Hume et al. (2017) aimed to create accurate definitions and measurable factors to identify drug overdose poisonings in four different states. Four drug poisoning indicators were used (acute or chronic, drug or opioid) and were compared to principal diagnosis or all medical history. These authors found that studying the entire diagnosis and medical history was needed to fully capture the state burden of opioid poisonings.

Another study focused on creating a model for identifying life-threatening admissions and their associations with drug dependence (Nguyen et al., 2017). The model demonstrates an accurate prediction of death or ICU admission in hospitalized drug users. This is the first model created that allows for early identification of life-threatening cases in drug users admitted to acute care hospitals. The model used patients’ age, sex, entrance model, and diagnosis as predictors of an in-hospital death or ICU admission. Based on their validation cohort, the researchers discovered a method of identifying life-threatening admissions, which may support improved patient care management. The model can also serve as a routine tool to improve clinical decision-making. This model will ultimately improve the early management of critically ill patients, who increasingly contribute to the global financial burden of healthcare. The study incorporated a user-friendly method that is accessible to most healthcare providers and may benefit life-threatening drug abuse cases.

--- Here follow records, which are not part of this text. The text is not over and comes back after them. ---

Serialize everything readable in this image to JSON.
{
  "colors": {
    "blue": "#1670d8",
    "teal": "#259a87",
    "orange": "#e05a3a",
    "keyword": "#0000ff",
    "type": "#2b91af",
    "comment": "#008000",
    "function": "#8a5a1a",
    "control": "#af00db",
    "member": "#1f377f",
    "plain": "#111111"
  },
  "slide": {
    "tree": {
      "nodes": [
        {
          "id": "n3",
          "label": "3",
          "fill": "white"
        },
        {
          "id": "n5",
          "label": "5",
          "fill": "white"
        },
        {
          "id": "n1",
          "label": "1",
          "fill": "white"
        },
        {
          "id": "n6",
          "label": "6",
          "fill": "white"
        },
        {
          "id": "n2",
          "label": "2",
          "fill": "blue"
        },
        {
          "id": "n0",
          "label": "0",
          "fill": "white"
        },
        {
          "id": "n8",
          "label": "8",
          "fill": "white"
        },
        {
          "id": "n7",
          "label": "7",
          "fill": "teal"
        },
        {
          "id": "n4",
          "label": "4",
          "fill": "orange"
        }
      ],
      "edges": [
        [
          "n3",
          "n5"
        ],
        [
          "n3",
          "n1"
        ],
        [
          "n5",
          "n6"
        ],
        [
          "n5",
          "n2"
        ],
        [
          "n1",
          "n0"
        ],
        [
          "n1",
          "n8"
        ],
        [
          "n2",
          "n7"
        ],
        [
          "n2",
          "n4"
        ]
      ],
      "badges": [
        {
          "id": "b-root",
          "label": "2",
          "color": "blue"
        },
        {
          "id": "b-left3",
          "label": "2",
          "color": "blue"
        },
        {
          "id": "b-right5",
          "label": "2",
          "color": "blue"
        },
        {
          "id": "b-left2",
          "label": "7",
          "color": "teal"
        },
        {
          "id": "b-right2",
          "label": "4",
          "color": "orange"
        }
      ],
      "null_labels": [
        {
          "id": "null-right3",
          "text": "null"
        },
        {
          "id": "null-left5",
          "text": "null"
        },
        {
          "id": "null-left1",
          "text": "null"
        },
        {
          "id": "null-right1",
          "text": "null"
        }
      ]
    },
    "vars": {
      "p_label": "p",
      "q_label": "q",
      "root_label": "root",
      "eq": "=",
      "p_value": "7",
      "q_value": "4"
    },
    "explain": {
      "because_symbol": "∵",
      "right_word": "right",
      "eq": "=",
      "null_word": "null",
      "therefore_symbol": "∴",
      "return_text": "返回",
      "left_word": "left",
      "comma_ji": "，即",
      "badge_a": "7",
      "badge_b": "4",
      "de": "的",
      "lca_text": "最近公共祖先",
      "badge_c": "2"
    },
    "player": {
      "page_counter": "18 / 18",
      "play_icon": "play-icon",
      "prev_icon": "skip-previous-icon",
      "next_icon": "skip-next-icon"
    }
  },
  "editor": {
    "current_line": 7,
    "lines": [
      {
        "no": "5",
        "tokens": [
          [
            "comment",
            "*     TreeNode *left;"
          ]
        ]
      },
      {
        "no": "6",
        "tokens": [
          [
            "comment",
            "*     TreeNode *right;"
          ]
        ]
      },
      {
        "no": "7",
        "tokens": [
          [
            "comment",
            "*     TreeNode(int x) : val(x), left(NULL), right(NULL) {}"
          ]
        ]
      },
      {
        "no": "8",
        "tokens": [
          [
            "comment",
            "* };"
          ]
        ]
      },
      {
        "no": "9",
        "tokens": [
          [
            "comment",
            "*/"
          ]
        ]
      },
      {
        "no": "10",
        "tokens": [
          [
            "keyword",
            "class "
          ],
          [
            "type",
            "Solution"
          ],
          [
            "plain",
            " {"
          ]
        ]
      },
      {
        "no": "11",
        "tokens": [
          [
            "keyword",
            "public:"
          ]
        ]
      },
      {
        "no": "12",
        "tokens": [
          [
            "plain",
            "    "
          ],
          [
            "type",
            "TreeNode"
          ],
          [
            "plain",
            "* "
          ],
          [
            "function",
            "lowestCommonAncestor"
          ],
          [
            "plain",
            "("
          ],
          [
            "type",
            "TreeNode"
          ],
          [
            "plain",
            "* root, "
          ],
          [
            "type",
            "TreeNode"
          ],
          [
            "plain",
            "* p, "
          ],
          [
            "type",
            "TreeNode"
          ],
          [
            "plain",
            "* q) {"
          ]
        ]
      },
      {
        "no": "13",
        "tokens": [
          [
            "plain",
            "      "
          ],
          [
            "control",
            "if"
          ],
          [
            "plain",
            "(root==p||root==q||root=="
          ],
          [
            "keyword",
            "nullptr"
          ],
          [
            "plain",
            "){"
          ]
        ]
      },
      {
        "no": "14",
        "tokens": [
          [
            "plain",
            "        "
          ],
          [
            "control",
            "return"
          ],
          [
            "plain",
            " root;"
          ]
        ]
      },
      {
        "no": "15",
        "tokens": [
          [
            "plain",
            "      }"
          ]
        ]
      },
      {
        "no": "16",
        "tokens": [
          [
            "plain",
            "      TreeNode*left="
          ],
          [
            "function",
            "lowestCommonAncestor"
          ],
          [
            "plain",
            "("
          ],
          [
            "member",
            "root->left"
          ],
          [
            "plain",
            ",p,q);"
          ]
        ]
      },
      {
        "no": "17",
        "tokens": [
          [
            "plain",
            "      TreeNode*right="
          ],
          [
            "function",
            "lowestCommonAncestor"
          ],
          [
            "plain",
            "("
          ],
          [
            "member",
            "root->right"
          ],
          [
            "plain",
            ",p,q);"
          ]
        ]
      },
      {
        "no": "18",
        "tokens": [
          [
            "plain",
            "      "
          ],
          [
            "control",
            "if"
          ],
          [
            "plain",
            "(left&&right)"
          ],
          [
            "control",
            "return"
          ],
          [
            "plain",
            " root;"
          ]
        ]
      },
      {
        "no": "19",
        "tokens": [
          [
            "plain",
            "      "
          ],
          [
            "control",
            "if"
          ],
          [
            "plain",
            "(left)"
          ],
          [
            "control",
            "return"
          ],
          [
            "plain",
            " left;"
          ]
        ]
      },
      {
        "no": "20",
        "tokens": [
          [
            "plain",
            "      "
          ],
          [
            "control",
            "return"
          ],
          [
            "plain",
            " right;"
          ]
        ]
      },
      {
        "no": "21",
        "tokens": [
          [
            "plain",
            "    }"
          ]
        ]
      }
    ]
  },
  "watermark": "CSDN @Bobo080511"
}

In addition to age, sex, entrance model, and diagnosis, psychosocial factors are also significant predictors in substance abuse. Psychosocial risk factors, including social determinants of health, mental health disorders, and history of substance abuse disorders, are less amenable to rapid and systematic data analyses. Psychosocial risk factors are not often collected or stored as formatted data. Due to US Health Insurance Portability and Accountability Act (HIPAA) regulations, this data is not available as claims data. Psychosocial factors in Electronic Health Record screening need to be integrated into healthcare and care delivery (Oreskovic et al., 2017). Medicaid and non-Medicaid patient data was used to identify 22 psychosocial electronic health record terms and compare them to patient outcomes. This amount of search terms is a significantly higher number of terms than other studies have used. The researchers concluded that selected informatics tools such as word recognition software could improve healthcare delivery through accurate identification of psychosocial risk factors in substance abuse.

Bioinformatics researchers, Way et al. (2017) evaluated alcohol dependence in populations with the genetic variant, ALDH1B1. While no significant allelic association was observed, individuals with this gene variant may be more likely to abuse drugs. The study focused on a biomedical factor while many other studies only considered social and demographic associations.

Lastly, Shah et al. (2017) reviewed rates and identified risk factors for opioid dependence and overdose after urological surgery. Through analyzing patient risk factors, these researchers found five patient risk factors associated with opioid dependence or overdose. Risk factors included younger age, inpatient surgery and increasing hospitalization duration, baseline depression, tobacco use and chronic obstructive pulmonary disease, insurance provider, including Medicaid, Medicare (age less than 65 years) and noninsured status.